One could also look at the RS Floppy Controller and say that under certain 
conditions that the controller causes the problem.

1) I am curious to ask others who use SDISK driver or equivalent, have they 
   experienced similar symptoms as with CC3DISK.dr ?

2) If so, then would you think the problem goes beyond CC3Disk ?

3) Has anyone experienced problems with their Hard Disks after a Gen ?

From various pieces of information that has been posted here or on other systems 
as CIS, I seem to sense that CC3Disk.dr may be the other piece of the puzzle 
other than the hardware angle. I have ruled out RBF and other associated modules 
since from my experiences they work well with BBFHDISK.dr from B&B and to date 
have never exhibited the above symptoms like the Floppies.

I know that this may have been hashed out here before, but I have recently 
joined this news group and do not wish to bore anyone with old topics.
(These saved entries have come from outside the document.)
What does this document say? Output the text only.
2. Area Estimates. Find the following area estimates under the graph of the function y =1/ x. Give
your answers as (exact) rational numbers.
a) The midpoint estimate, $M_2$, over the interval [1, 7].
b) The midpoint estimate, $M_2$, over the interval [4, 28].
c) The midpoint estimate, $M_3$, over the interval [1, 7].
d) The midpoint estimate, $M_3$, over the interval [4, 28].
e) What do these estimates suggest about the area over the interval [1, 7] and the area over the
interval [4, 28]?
The topic 
however is quit interesting and a challenge to all of us.

John Akermanis

"If the shoe fits, It's ugly"

knudsen@ihlpl.ATT.COM (Knudsen) (11/16/88)

I haven't had BLOB problems, but I figured that was because I am
very conservative (read lazy and chicken) about making new
bootfiles.  However, sometime before I got my B&B I got a Sardis
no-halt controller.  Whatever else may be said about bugs
in its driver re interrupt handling, the fact is I never had trouble
with it, even when running for a while with the B&B, which
is supposed to be very dangerous.

When I heard about the Sardis SDISK3 incampatibility with B&B,
I just made a new boot with good old CC3DISK, and gave
up the no-halt feature (only bothers me when DSAVEing to
a floppy; otherwise I never use floppies anyway).
Yes, the Sardis works fine as a vanilla controller.
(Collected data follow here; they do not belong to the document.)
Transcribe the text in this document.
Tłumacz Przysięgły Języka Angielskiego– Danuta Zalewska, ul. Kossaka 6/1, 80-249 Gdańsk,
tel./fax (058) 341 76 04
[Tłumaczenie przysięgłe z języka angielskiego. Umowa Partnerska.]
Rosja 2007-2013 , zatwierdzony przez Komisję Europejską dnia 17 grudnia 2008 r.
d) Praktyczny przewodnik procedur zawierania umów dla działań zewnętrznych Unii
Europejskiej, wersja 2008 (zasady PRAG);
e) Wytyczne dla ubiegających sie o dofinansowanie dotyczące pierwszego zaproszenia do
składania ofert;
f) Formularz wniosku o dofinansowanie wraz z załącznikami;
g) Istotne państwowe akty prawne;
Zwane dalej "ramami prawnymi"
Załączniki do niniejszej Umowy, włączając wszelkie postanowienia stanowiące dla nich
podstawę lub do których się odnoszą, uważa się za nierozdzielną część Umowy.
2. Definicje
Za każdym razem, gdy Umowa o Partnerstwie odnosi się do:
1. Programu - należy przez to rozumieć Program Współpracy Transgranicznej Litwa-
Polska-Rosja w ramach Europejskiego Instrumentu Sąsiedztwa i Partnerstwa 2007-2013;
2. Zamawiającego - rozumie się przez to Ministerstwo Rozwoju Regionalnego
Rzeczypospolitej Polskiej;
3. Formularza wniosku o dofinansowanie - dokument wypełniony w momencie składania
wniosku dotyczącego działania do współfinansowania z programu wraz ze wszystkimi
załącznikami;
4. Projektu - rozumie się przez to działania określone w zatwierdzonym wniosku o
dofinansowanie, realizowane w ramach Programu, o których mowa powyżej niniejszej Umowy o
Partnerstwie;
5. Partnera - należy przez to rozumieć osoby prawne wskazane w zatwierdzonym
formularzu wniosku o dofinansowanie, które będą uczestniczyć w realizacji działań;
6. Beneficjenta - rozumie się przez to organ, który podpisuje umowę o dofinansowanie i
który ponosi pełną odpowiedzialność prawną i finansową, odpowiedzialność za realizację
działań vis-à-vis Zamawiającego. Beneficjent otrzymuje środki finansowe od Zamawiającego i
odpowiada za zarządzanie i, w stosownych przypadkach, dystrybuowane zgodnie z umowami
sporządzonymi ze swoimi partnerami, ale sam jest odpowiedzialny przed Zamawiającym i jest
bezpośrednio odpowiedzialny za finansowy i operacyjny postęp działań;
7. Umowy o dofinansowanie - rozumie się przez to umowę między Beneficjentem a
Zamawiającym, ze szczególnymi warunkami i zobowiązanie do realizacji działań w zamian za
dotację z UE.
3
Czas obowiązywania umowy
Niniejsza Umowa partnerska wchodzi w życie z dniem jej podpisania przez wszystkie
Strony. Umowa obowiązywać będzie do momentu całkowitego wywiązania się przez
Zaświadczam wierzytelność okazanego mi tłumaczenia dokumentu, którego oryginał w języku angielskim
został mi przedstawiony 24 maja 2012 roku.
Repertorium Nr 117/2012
The bottom line is that with plain old CC3DISK (OK, a couple
little patches here and there) I get no problems with the
Sardis controller.  This makes me wonder about the RS controllers;
I think someone mentioned them as one of the things that don't
gate SCS- properly.  And since a FD controller actually does
weirder things with the Coco bus than an HD controller (!),
maybe that's the real weak spot.

How about it, folks?  Any correlation between BLOB grief and
RS -vs- non-RS FD controller?
-- 
Mike Knudsen  Bell Labs(AT&T)   att!ihlpl!knudsen
"Lawyers are like nuclear bombs and PClones.  Nobody likes them,
but the other guy's got one, so I better get one too."